Naidheachdan - News
2014 January February March
April May June July August September October November
2013 January February March April
May June July August September October
2012 January February March April May
June July August September October November December
2011 January February March
April May June July August September
October November December
2010 January February March April May June July August September October November December
2009 April May June July August
September October November December
¿Qué pasa? Not a bad question. Quite a few things actually. The
dictionary continues to grow and now has just over 60,000 entries.
Not bad, even if we say so ourselves. As a result of this growth,
there are of course knock-on effects. The most immediate is that the
upcoming version of the Dearbhair Beag (version 2.8) will
contain 877,365 forms. The single biggest collection of Gaelic words
ever. And further down the line, this growth also fills out other
word-based resources, such as the files for the Gaelic version of Scrabble3D -
which incidentally now offers you games at three levels: basic (the
2000 most commonly used words), advanced (with all words in the Faclair
Beag) and crazy (with all of Dwelly’s words) - and a few other
things, such as GCompris,
a suite of educational games for children which also include word
A partial extract of our data is also helping two other great
improve their search functionalities with regard to other Gaelic
dictionaries which don’t have an inbuilt lemmatizer (sorry,
geek-speak, a tool that leads you from thaighean to the entry for
taigh). So small as Gaelic may be, in terms of dictionary resources,
we’re probably punching above our weight in some ways. None of the
Irish dictionaries for example have a lemmatizer. So there :)

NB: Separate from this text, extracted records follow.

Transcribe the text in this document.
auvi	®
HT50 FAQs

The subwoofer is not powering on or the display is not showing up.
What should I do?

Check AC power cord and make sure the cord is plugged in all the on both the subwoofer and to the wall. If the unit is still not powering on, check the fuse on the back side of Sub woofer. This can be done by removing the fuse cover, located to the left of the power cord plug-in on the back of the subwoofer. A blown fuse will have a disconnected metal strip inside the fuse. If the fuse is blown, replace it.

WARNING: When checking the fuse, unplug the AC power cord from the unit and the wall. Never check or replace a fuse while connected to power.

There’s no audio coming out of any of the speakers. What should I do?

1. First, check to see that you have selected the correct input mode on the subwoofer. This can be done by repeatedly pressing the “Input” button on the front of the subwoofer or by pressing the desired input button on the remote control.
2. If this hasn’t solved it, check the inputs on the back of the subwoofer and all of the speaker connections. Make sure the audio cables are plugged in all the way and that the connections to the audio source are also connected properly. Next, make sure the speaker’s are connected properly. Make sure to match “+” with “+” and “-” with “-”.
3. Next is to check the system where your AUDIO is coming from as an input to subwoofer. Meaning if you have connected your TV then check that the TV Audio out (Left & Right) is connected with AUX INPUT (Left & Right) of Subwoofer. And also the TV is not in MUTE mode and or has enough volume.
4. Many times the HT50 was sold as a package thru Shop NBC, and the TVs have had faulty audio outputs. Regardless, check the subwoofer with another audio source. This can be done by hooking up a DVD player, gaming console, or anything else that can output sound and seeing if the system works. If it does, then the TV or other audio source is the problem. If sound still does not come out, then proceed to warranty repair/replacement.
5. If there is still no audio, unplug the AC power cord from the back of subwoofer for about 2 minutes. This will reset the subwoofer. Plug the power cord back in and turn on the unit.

We’re also about to enter into a collaboration with the Gaelic
Corpus project at Edinburgh University who are going to use out
lexical database to help speed up the tagging of the corpus. So
another nice side effect of the Faclair Beag.
In other news we are continuing with the cleanup of the dictionary
and the to-do list is fortunately shrinking. Just this month I
finally completed replacing all the placeholders which were
inherited from the Faclair nan Gnàthasan-cainnte (things
like [N] or [ADJ]) with full examples. Yes, there were indeed
thousands of them. Hence the dram I’m having just now! Well, cup of
darjeeling, but I might have a dram later on...
If you have any great ideas on what one could do with such a
wordlist, do let us know, we don’t bite!
So, what’s new I hear you asking? Not a massive amount. We’re
slightly past 54,000 entries, which is nice and we’re looking
forward to the 55,000 milestone. One of the things that have kept
Michael busy this summer was the remake of the iGàidhlig
website, a one-stop shop for Gaelic software. Anything from
predictive texting to digital whiteboards, advice on how to type
accents to installing LibreOffice or Microsoft Office in Gaelic.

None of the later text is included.